Staring at the wall of Cemetery Hill, I no longer felt like a “somebody”. My body was broken, my will was shattered, and my hands were on my hips. The forward movement slowed, stuttered, stopped. I was walking. The slow, ego-stripping walk of someone laid bare. I wish I could write that it was at this moment that an epiphany broke through the darkness, but at mile 25 of a marathon, you’re too damn tired for epiphanies. I dragged my ragged self up Cemetery and managed an uncoordinated trot the final half-mile to the merciful finish line. My 25th mile split — 13:04.3.
In the final quarter-mile, through slightly delirious ears, I heard my name announced, saw my support crew send up a small cheer, and watched a handful of finishers and volunteers clap a few times as I crossed the inauspicious dirt line that marked the finish. There were some fist bumps and offers of water, a handmade beaver carving to commemorate my fifth-place finish, and a warm fire in the lodge.

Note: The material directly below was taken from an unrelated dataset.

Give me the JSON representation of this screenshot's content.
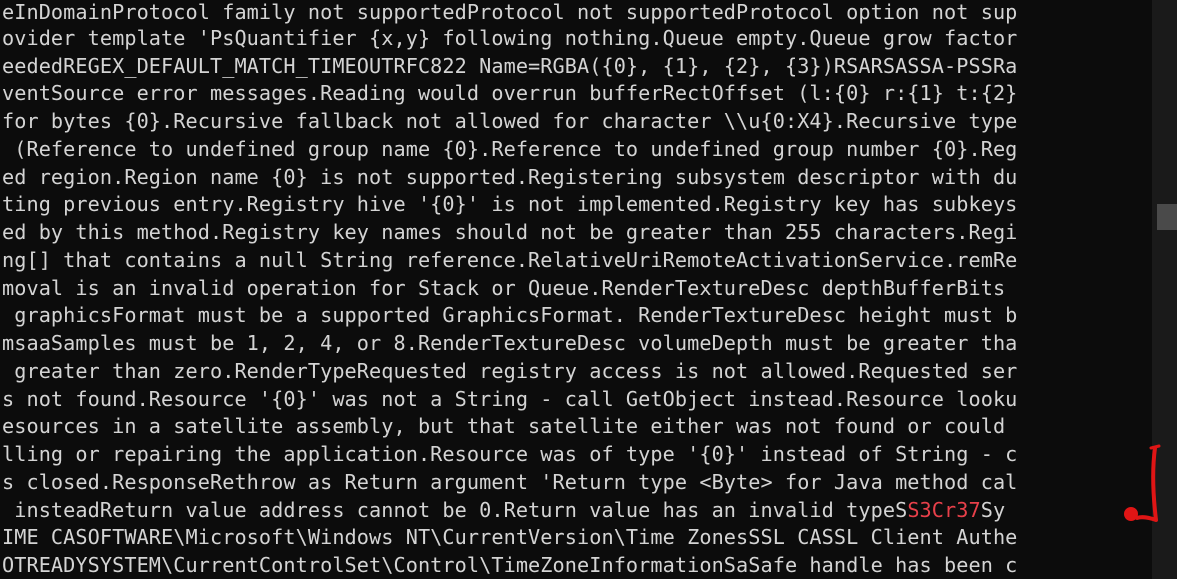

First, fifth, or two-hundred and twelfth. 5:55.2 or 13:04.3. The scene played out over and over all morning long in the same exact fashion. A name, a cheer, a glass of water and a fire. And sitting weary-legged by that fire, it hit me. (Apparently a few orange slices, some Coke, and a handful of potato chips is sufficient fuel for epiphanies.) It’s the experience that’s the value. You’re not a “somebody” based on the aggregate or average of your finish times. Your age-graded percentage doesn’t add value to your person. Instead, you are a conglomeration of your experiences. You are a smattering of the scenery and the suffering; the takeaways aren’t PR’s and accolades, but handshakes and mud-splatters. Let’s be honest, I still want to run fast, still will probably be disappointed when I don’t, but my time in that dark tunnel and a 13:04.3 mile reminded me that where and with whom those miles are spent is of far greater consequence than how quickly they pass.